I start the workshop by focusing on the end user, emphasising that the reason we create and publish intranet material is so that someone can read it, use it, interact with it. I use a lot of Steve Krug’s material in explaining how staff read and search for intranet pages, how they are pressed for time and don’t read pages completely from top to bottom. I quote actual intranet statistics and illustrate, for example, that staff spend just over 1 minute on average in any “visit” to our intranet.

Writing for the web and plain English

The next section of the course gets down to raw writing skills and introduces editing, chunking and plain English writing techniques. Practical exercises, based on real corporate intranet material where possible, help participants to brush up their writing and editing skills, lower their word count, remove passive voice, be objective and use a consistent tone of voice which talks to the reader.


A condensed version of the W3C WAI priority checkpoints covers the main do’s and don’ts, including a practical exercise where participants have to close their eyes and I play the part of the screenreader software and shout out a list of “click here” and “read more” type of hyperlinks, and then ask participants to choose a specific link when trying to find a particular page. I also introduce ALT tags and how best to describe photo images to users who can’t see them.
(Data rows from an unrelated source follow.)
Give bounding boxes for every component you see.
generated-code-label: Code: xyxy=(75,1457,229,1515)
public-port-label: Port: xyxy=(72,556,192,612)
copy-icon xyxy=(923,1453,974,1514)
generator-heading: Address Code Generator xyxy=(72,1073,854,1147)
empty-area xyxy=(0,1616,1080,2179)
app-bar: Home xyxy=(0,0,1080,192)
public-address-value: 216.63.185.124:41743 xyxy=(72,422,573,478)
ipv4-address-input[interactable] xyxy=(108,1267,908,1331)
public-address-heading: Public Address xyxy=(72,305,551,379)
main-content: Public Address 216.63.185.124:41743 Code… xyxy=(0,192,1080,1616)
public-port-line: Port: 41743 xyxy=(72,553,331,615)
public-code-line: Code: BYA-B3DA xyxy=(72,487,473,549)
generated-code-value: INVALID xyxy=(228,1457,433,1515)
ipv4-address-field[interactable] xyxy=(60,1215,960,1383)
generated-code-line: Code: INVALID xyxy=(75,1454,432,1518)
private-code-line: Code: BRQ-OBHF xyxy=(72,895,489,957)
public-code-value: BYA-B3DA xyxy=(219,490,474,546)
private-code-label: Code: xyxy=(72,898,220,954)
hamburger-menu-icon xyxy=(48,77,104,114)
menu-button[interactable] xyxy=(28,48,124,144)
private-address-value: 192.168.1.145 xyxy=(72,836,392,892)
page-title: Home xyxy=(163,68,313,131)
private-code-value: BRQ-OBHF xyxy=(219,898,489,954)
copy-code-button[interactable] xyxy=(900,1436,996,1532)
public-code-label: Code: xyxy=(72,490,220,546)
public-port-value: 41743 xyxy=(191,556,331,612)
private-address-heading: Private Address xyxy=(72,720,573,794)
Search engine optimisation

The next section explains how the search engine crawls and indexes HTML pages and binary documents (DOC, PDF, XLS…) I then talk about what we can do to help the search engine and ultimately our staff. I place great emphasis on the importance of page titles (especially in binary docs). I show good and bad examples of search results and a practical search engine optimisation exercise gets publishers into the habit of always checking metadata.

Image optimisation

You wouldn’t think that it is possible to get so many things wrong when dealing with graphics. Here are some of the bloopers that I’ve had to address:

  • stretched and distorted images that have been resized in HTML
  • enormous file sizes because images aren’t optimised (I’ve seen thumbnail images that are 2MB in size!)
  • horrible grainy four-colour JPG logos which should have been converted to GIF or PNG format
  • group photo shots, so small that you can’t recognise faces
  • dull and lifeless images which could use some colour correction
This part of the workshop aims to show how to decide on the best graphic format to use, how to optimise file sizes and how to crop and resize graphics to produce an image that is effective and in context with the page content.

Analytics and evaluation

Publishing content is not the end of the story. I introduce Google Analytics and encourage staff to monitor their content after it has been published. Are staff finding your pages? Are they staying and reading your pages? What search terms are they using to get to your content? I encourage continuous improvement through analysis and evaluation.


In this section I cover file and folder naming conventions, awareness of the live server and the development environment, removing old content and files, and other tips to keep a tidy house.


I designed this course with our intranet publishing environment in mind. We don’t have intelligent intranet software or a modern CMS system and as such, our publishing environment is very much manual, requiring publishers to think for themselves. I’m well aware that more modern publishing systems will automatically do a lot of the tasks I’ve described above, such as resizing and cropping image thumbnails and maintaining document version control.


I have run this course many times across different departments and it always gets good feedback. Although it’s a bit of a long slog, the exercises keep people awake. Publishers leave with greater awareness of both the “content” and the “user” sides of the intranet.

Not everyone puts into practise what they have learned. And we still have to bow down to the HiPPO effect (Highest Paid Person’s Opinion). It’s never perfect but, on the whole, search results have improved and the intranet remains free from clutter.